A nurse is caring for a client who is postoperative following a right radical mastectomy. Which of the following actions should the nurse take to prevent the development of lymphedema?
- A. Keep both arms below the level of the client's heart.
- B. Obtain blood pressure readings using the client's right arm.
- C. Use the client's left arm to obtain blood samples.
- D. Limit range-of-motion exercises with the affected arm
Correct Answer: C
Rationale: Using the left arm for blood samples avoids trauma to the right arm, reducing the risk of lymphedema after a right mastectomy.
A nurse is reinforcing teaching with a client who has gastroesophageal reflux (GERD). Which of the following statements by the client indicates an understanding of the teaching?
- A. I will lie down for 30 minutes after each meal.
- B. I will increase vitamin C intake by drinking orange juice.
- C. I will sleep flat on my back at night.
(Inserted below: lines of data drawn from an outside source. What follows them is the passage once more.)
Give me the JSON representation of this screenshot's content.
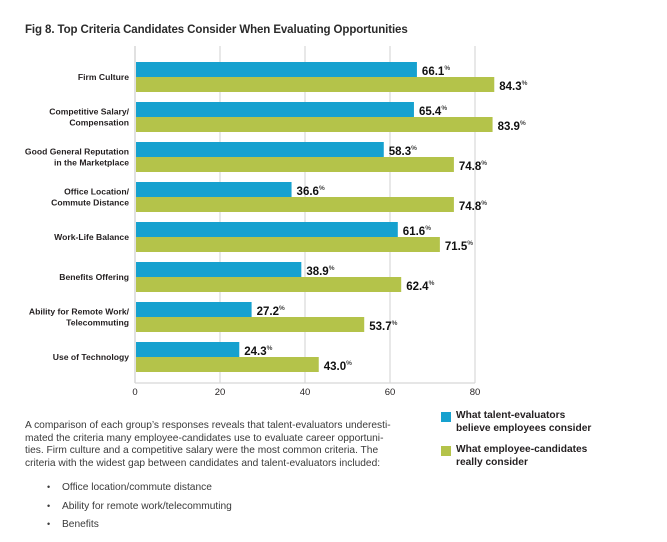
{
  "chart_data": {
    "type": "bar",
    "orientation": "horizontal",
    "title": "Fig 8. Top Criteria Candidates Consider When Evaluating Opportunities",
    "categories": [
      [
        "Firm Culture"
      ],
      [
        "Competitive Salary/",
        "Compensation"
      ],
      [
        "Good General Reputation",
        "in the Marketplace"
      ],
      [
        "Office Location/",
        "Commute Distance"
      ],
      [
        "Work-Life Balance"
      ],
      [
        "Benefits Offering"
      ],
      [
        "Ability for Remote Work/",
        "Telecommuting"
      ],
      [
        "Use of Technology"
      ]
    ],
    "series": [
      {
        "name": "What talent-evaluators believe employees consider",
        "legend_lines": [
          "What talent-evaluators",
          "believe employees consider"
        ],
        "color": "#16a1cf",
        "values": [
          66.1,
          65.4,
          58.3,
          36.6,
          61.6,
          38.9,
          27.2,
          24.3
        ],
        "labels": [
          "66.1",
          "65.4",
          "58.3",
          "36.6",
          "61.6",
          "38.9",
          "27.2",
          "24.3"
        ]
      },
      {
        "name": "What employee-candidates really consider",
        "legend_lines": [
          "What employee-candidates",
          "really consider"
        ],
        "color": "#b4c34a",
        "values": [
          84.3,
          83.9,
          74.8,
          74.8,
          71.5,
          62.4,
          53.7,
          43.0
        ],
        "labels": [
          "84.3",
          "83.9",
          "74.8",
          "74.8",
          "71.5",
          "62.4",
          "53.7",
          "43.0"
        ]
      }
    ],
    "value_suffix": "%",
    "xlabel": "",
    "ylabel": "",
    "xlim": [
      0,
      80
    ],
    "xticks": [
      0,
      20,
      40,
      60,
      80
    ],
    "grid": true,
    "legend_position": "bottom-right"
  },
  "description": {
    "paragraph": "A comparison of each group's responses reveals that talent-evaluators underesti-mated the criteria many employee-candidates use to evaluate career opportuni-ties. Firm culture and a competitive salary were the most common criteria. The criteria with the widest gap between candidates and talent-evaluators included:",
    "paragraph_lines": [
      "A comparison of each group’s responses reveals that talent-evaluators underesti-",
      "mated the criteria many employee-candidates use to evaluate career opportuni-",
      "ties. Firm culture and a competitive salary were the most common criteria. The",
      "criteria with the widest gap between candidates and talent-evaluators included:"
    ],
    "bullets": [
      "Office location/commute distance",
      "Ability for remote work/telecommuting",
      "Benefits"
    ]
  }
}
- D. I will eat six small meals each day.
Correct Answer: D
Rationale: Eating six small meals reduces stomach pressure and reflux, indicating understanding of GERD management.
A nurse is assisting with the care of an 18-year-old client who is at their provider's office for an annual physical. The client inquires about cancer examinations that they should have. Which of the following examinations should the nurse recommend?
- A. Testicular
- B. Skin
- C. Prostate
- D. Colorectal
Correct Answer: A
Rationale: Testicular self-examination is recommended for young males (e.g., 18-year-olds) to detect early signs of testicular cancer.
A nurse is assisting with the plan of care for a client who has aspiration pneumonia and hypoxia. Which of the following actions should the nurse plan to take?
- A. Initiate fall precautions.
- B. Apply petroleum jelly to the client's nares.
- C. Implement contact precautions.
- D. Maintain the client in a supine position.
Correct Answer: A
Rationale: Hypoxia increases fall risk due to weakness or confusion, making fall precautions essential in aspiration pneumonia care.